Architizer News
A Temple Wrought in Chocolate
May 17, 2012
There’s 9 tons of chocolate in that there pyramid. The colossal cacao structure was commissioned to commemorate the 30th anniversary of Qzina Specialty Foods, which tapped chef Francois Mellet and M.O.F. Stephane Treand to create a six-feet tall edible replica of the Temple of Kukulkan at Chichen Itza, the most well-known and ingenious example of Mayan architecture. The finished model sits on a ten square foot base and weighs in at 18,239 pounds, a world record for the largest chocolate work, easily beating the previous 7,500 pound title holder.

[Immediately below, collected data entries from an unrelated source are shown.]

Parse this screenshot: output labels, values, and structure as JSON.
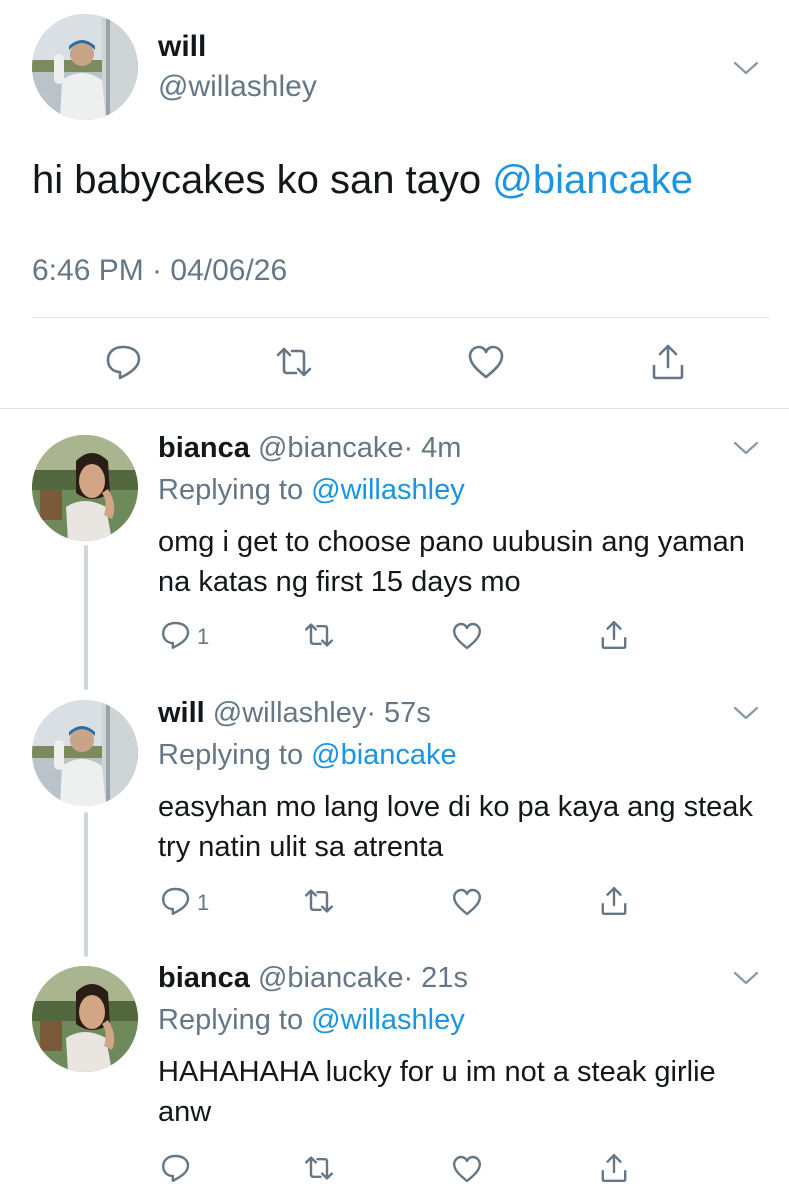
{
  "tweet": {
    "name": "will",
    "handle": "@willashley",
    "text": "hi babycakes ko san tayo ",
    "mention": "@biancake",
    "timestamp": "6:46 PM · 04/06/26"
  },
  "replies": [
    {
      "name": "bianca",
      "handle": "@biancake",
      "time": "· 4m",
      "replying_prefix": "Replying to ",
      "replying_to": "@willashley",
      "text": "omg i get to choose pano uubusin ang yaman na katas ng first 15 days mo",
      "reply_count": "1"
    },
    {
      "name": "will",
      "handle": "@willashley",
      "time": "· 57s",
      "replying_prefix": "Replying to ",
      "replying_to": "@biancake",
      "text": "easyhan mo lang love di ko pa kaya ang steak try natin ulit sa atrenta",
      "reply_count": "1"
    },
    {
      "name": "bianca",
      "handle": "@biancake",
      "time": "· 21s",
      "replying_prefix": "Replying to ",
      "replying_to": "@willashley",
      "text": "HAHAHAHA lucky for u im not a steak girlie anw",
      "reply_count": ""
    }
  ],
  "colors": {
    "link": "#1b95e0",
    "secondary_text": "#657786",
    "divider": "#dfe3e6",
    "icon": "#657786"
  },
  "icons": [
    "reply-icon",
    "retweet-icon",
    "like-icon",
    "share-icon",
    "chevron-down-icon"
  ]
}
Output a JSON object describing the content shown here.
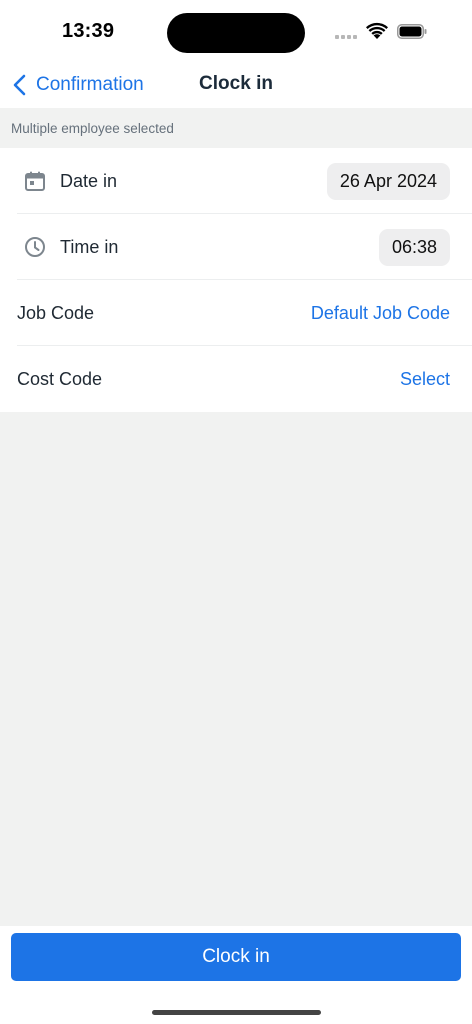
{
  "status_bar": {
    "time": "13:39"
  },
  "nav": {
    "back_label": "Confirmation",
    "title": "Clock in"
  },
  "section": {
    "header": "Multiple employee selected"
  },
  "form": {
    "date_in": {
      "label": "Date in",
      "value": "26 Apr 2024",
      "icon": "calendar-icon"
    },
    "time_in": {
      "label": "Time in",
      "value": "06:38",
      "icon": "clock-icon"
    },
    "job_code": {
      "label": "Job Code",
      "value": "Default Job Code"
    },
    "cost_code": {
      "label": "Cost Code",
      "value": "Select"
    }
  },
  "footer": {
    "primary_label": "Clock in"
  },
  "colors": {
    "accent": "#1d74e6",
    "background": "#f1f2f1",
    "pill": "#eeeeef",
    "icon": "#7d868e"
  }
}
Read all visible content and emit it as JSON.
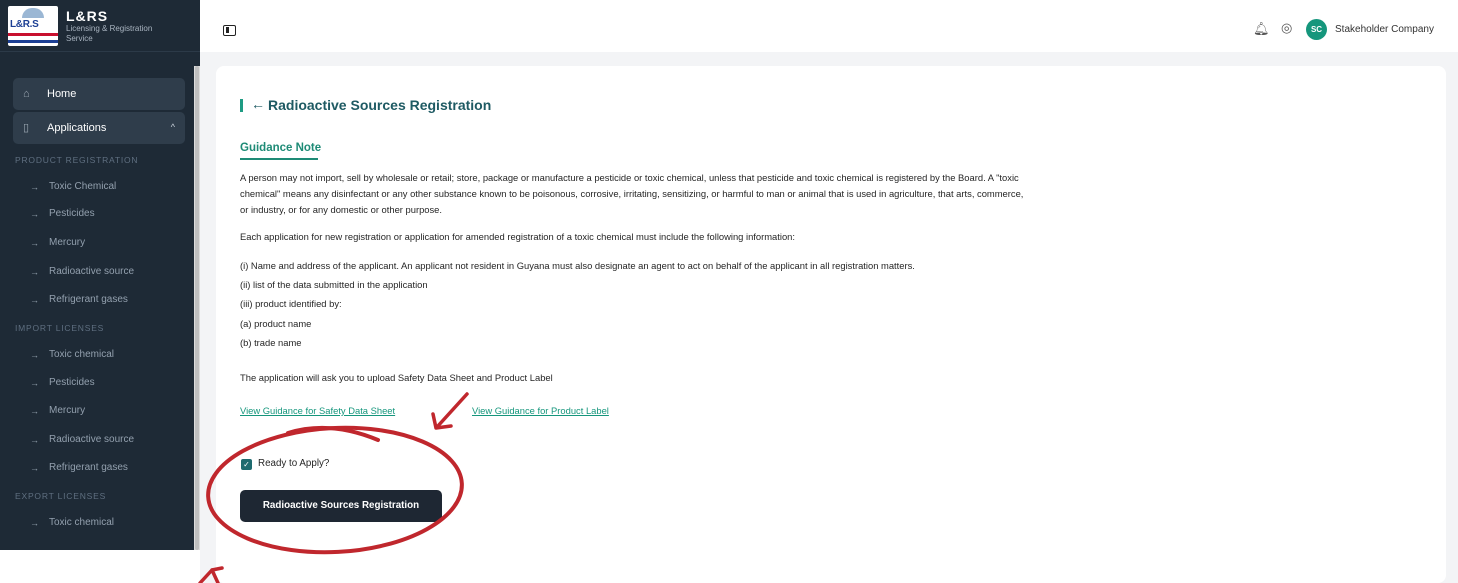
{
  "brand": {
    "title": "L&RS",
    "subtitle": "Licensing & Registration Service",
    "logo_text": "L&R.S"
  },
  "sidebar": {
    "home": "Home",
    "applications": "Applications",
    "sections": [
      {
        "title": "PRODUCT REGISTRATION",
        "items": [
          "Toxic Chemical",
          "Pesticides",
          "Mercury",
          "Radioactive source",
          "Refrigerant gases"
        ]
      },
      {
        "title": "IMPORT LICENSES",
        "items": [
          "Toxic chemical",
          "Pesticides",
          "Mercury",
          "Radioactive source",
          "Refrigerant gases"
        ]
      },
      {
        "title": "EXPORT LICENSES",
        "items": [
          "Toxic chemical"
        ]
      }
    ]
  },
  "topbar": {
    "avatar_initials": "SC",
    "user_name": "Stakeholder Company"
  },
  "page": {
    "title": "Radioactive Sources Registration",
    "guidance_title": "Guidance Note",
    "para1_line1": "A person may not import, sell by wholesale or retail; store, package or manufacture a pesticide or toxic chemical, unless that pesticide and toxic chemical is registered by the Board. A \"toxic",
    "para1_line2": "chemical\" means any disinfectant or any other substance known to be poisonous, corrosive, irritating, sensitizing, or harmful to man or animal that is used in agriculture, that arts, commerce,",
    "para1_line3": "or industry, or for any domestic or other purpose.",
    "para2": "Each application for new registration or application for amended registration of a toxic chemical must include the following information:",
    "list": [
      "(i) Name and address of the applicant. An applicant not resident in Guyana must also designate an agent to act on behalf of the applicant in all registration matters.",
      "(ii) list of the data submitted in the application",
      "(iii) product identified by:",
      "(a) product name",
      "(b) trade name"
    ],
    "upload_note": "The application will ask you to upload Safety Data Sheet and Product Label",
    "link_sds": "View Guidance for Safety Data Sheet",
    "link_label": "View Guidance for Product Label",
    "ready_label": "Ready to Apply?",
    "ready_checked": true,
    "submit_label": "Radioactive Sources Registration"
  },
  "colors": {
    "sidebar": "#1e2a36",
    "accent": "#15967c",
    "heading": "#1e5a63",
    "button": "#1e2733",
    "annotation": "#c0272d"
  }
}
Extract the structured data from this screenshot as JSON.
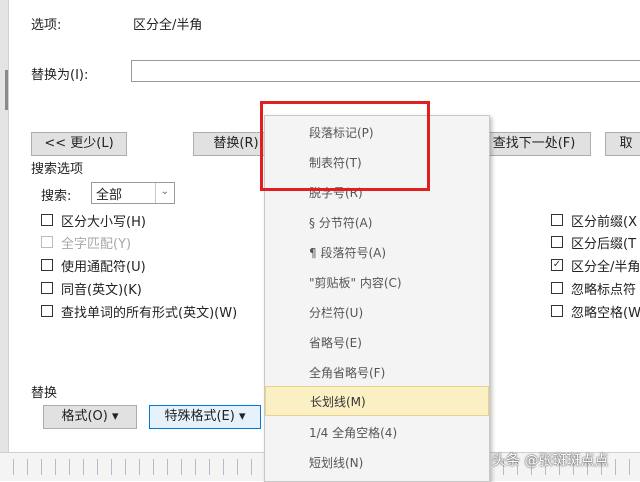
{
  "top": {
    "options_label": "选项:",
    "options_value": "区分全/半角"
  },
  "replace_with_label": "替换为(I):",
  "buttons": {
    "less": "<< 更少(L)",
    "replace": "替换(R)",
    "find_next": "查找下一处(F)",
    "cancel": "取"
  },
  "search_options": {
    "title": "搜索选项",
    "search_label": "搜索:",
    "search_value": "全部",
    "left_checks": [
      {
        "label": "区分大小写(H)",
        "checked": false,
        "disabled": false
      },
      {
        "label": "全字匹配(Y)",
        "checked": false,
        "disabled": true
      },
      {
        "label": "使用通配符(U)",
        "checked": false,
        "disabled": false
      },
      {
        "label": "同音(英文)(K)",
        "checked": false,
        "disabled": false
      },
      {
        "label": "查找单词的所有形式(英文)(W)",
        "checked": false,
        "disabled": false
      }
    ],
    "right_checks": [
      {
        "label": "区分前缀(X",
        "checked": false
      },
      {
        "label": "区分后缀(T",
        "checked": false
      },
      {
        "label": "区分全/半角",
        "checked": true
      },
      {
        "label": "忽略标点符",
        "checked": false
      },
      {
        "label": "忽略空格(W",
        "checked": false
      }
    ]
  },
  "replace_section": {
    "title": "替换",
    "format_button": "格式(O) ▾",
    "special_button": "特殊格式(E) ▾"
  },
  "special_menu": {
    "items": [
      "段落标记(P)",
      "制表符(T)",
      "脱字号(R)",
      "§ 分节符(A)",
      "¶ 段落符号(A)",
      "\"剪贴板\" 内容(C)",
      "分栏符(U)",
      "省略号(E)",
      "全角省略号(F)",
      "长划线(M)",
      "1/4 全角空格(4)",
      "短划线(N)"
    ],
    "highlighted_index": 9
  },
  "watermark": "头条 @张斑斑点点",
  "colors": {
    "highlight_bg": "#fbefc4",
    "annotation_red": "#e02020"
  }
}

The massive piece was made from using an assortment of Qzina’s line of chocolates that was poured in vast amounts and left to cool in bricks that form the core of the structure. Together with a small team, Mellet and Treand travailed for over 400 hours to build the edible sculpture, meticulously recreating the exact form and details of the temple in an effort to “honor the original chocolatiers.” Much research was conducted to familiarize the team with the precise proportions and ornamentation of Mayan temples to ensure verisimilitude to the real thing. Each of the pyramid’s four staircases is faithfully reproduced here, as are the temple effigy and the period dress of the diminutive guards. Not only that, the chocolate and stone temple will share the same fate and ruin as predicted by the Mayan calendar. Qzina will exhibit the piece through December 21, 2012, when it plans to destroy the model in accordance with prophecy–the end of all things, chocolate or otherwise.